Si l'implication des États-Unis au Venezuela conduit à une augmentation de l'offre de pétrole à long terme, les prix du pétrole pourraient subir une pression à la baisse. Cela aiderait à atténuer l'inflation, donnant à la Fed plus de marge de manœuvre pour abaisser les taux. Lorsque les taux réels baissent et que les conditions financières se relâchent, l'environnement est généralement favorable au Bitcoin, tout comme il l'est pour l'or.

À court terme, cependant, la géopolitique raconte une histoire différente. L'augmentation des tensions pousse souvent les marchés en mode d'aversion au risque : le dollar américain se renforce, les investisseurs deviennent plus prudents, et les actifs risqués — y compris le Bitcoin — subissent des pressions.
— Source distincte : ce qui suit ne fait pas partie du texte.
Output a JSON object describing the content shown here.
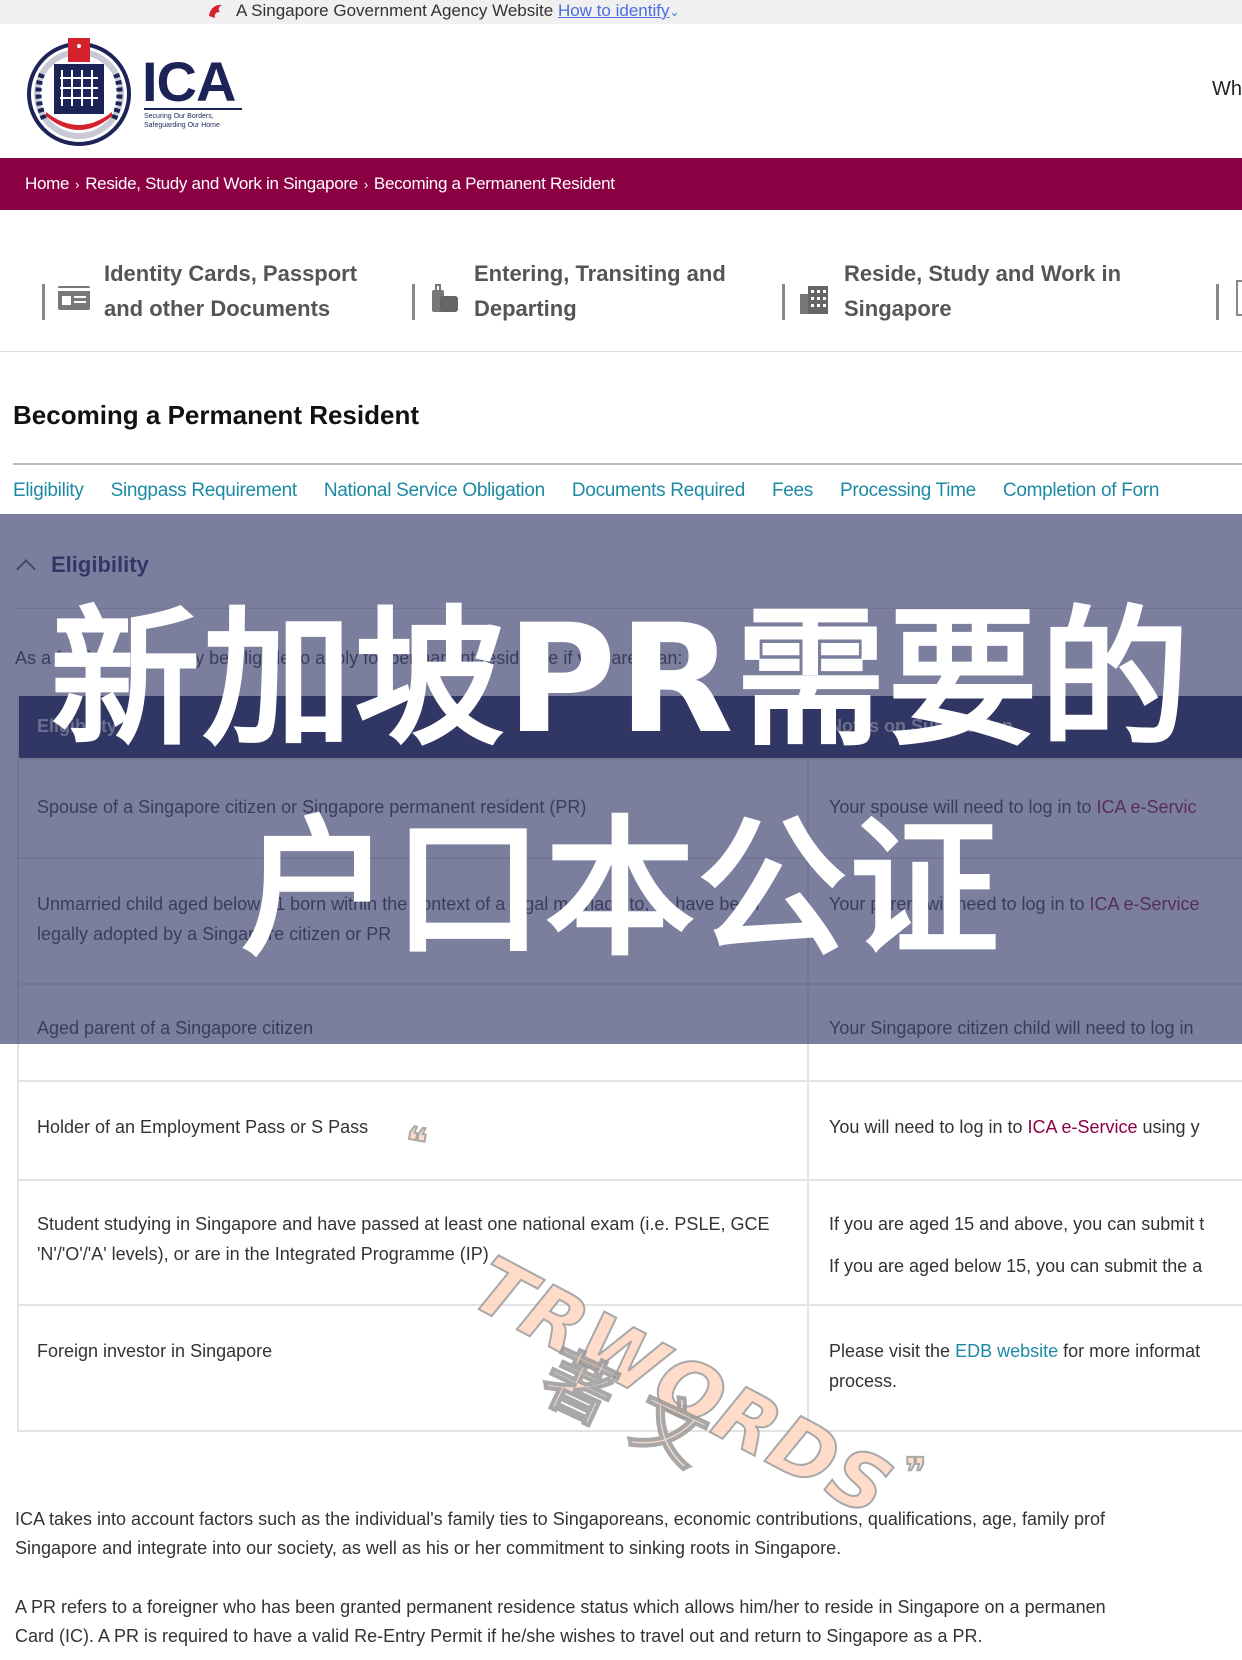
{
  "masthead": {
    "text": "A Singapore Government Agency Website",
    "link": "How to identify",
    "chevron": "⌄"
  },
  "header": {
    "logo_text": "ICA",
    "tagline_1": "Securing Our Borders,",
    "tagline_2": "Safeguarding Our Home",
    "right_text": "Wh"
  },
  "breadcrumb": {
    "items": [
      "Home",
      "Reside, Study and Work in Singapore",
      "Becoming a Permanent Resident"
    ],
    "separator": "›"
  },
  "topnav": {
    "items": [
      {
        "label": "Identity Cards, Passport and other Documents",
        "icon": "id-card-icon"
      },
      {
        "label": "Entering, Transiting and Departing",
        "icon": "luggage-icon"
      },
      {
        "label": "Reside, Study and Work in Singapore",
        "icon": "building-icon"
      }
    ]
  },
  "page": {
    "title": "Becoming a Permanent Resident",
    "anchors": [
      "Eligibility",
      "Singpass Requirement",
      "National Service Obligation",
      "Documents Required",
      "Fees",
      "Processing Time",
      "Completion of Forn"
    ],
    "accordion_title": "Eligibility",
    "intro": "As a foreigner, you may be eligible to apply for permanent residence if you are a/an:"
  },
  "table": {
    "headers": [
      "Eligibility",
      "Notes on Submission"
    ],
    "rows": [
      {
        "c1": "Spouse of a Singapore citizen or Singapore permanent resident (PR)",
        "c2_pre": "Your spouse will need to log in to ",
        "c2_link": "ICA e-Servic",
        "c2_post": ""
      },
      {
        "c1": "Unmarried child aged below 21 born within the context of a legal marriage to, or have been legally adopted by a Singapore citizen or PR",
        "c2_pre": "Your parent will need to log in to ",
        "c2_link": "ICA e-Service",
        "c2_post": ""
      },
      {
        "c1": "Aged parent of a Singapore citizen",
        "c2_pre": "Your Singapore citizen child will need to log in",
        "c2_link": "",
        "c2_post": ""
      },
      {
        "c1": "Holder of an Employment Pass or S Pass",
        "c2_pre": "You will need to log in to ",
        "c2_link": "ICA e-Service",
        "c2_post": " using y"
      },
      {
        "c1": "Student studying in Singapore and have passed at least one national exam (i.e. PSLE, GCE 'N'/'O'/'A' levels), or are in the Integrated Programme (IP)",
        "c2_pre": "If you are aged 15 and above, you can submit t",
        "c2_line2": "If you are aged below 15, you can submit the a",
        "c2_link": "",
        "c2_post": ""
      },
      {
        "c1": "Foreign investor in Singapore",
        "c2_pre": "Please visit the ",
        "c2_link": "EDB website",
        "c2_post": " for more informat",
        "c2_line2": "process."
      }
    ]
  },
  "paragraphs": [
    {
      "line1": "ICA takes into account factors such as the individual's family ties to Singaporeans, economic contributions, qualifications, age, family prof",
      "line2": "Singapore and integrate into our society, as well as his or her commitment to sinking roots in Singapore."
    },
    {
      "line1": "A PR refers to a foreigner who has been granted permanent residence status which allows him/her to reside in Singapore on a permanen",
      "line2": "Card (IC). A PR is required to have a valid Re-Entry Permit if he/she wishes to travel out and return to Singapore as a PR."
    }
  ],
  "overlay": {
    "line1": "新加坡PR需要的",
    "line2": "户口本公证"
  },
  "watermark": {
    "brand": "TRWORDS",
    "cn": "著文",
    "open_quote": "❝",
    "close_quote": "❞"
  },
  "colors": {
    "brand_maroon": "#8b0043",
    "navy": "#1b2357",
    "teal_link": "#1d8aa5"
  }
}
$BTC est donc dans une zone grise. À court terme, il se négocie souvent comme un actif risqué, mais si l'instabilité géopolitique se prolonge et que les risques de sanctions financières ou de dévaluation monétaire augmentent, le récit du "gold numérique" peut réémerger, surtout en dehors des États-Unis.

En d'autres termes, l'impact sur #bitcoin ne provient pas directement de #venezuela lui-même, mais d'effets de second ordre :

• comment les prix du pétrole influencent l'inflation et la politique de la Fed,

• les mouvements des taux d'intérêt réels,

• et le degré auquel les tensions géopolitiques mondiales s'intensifient.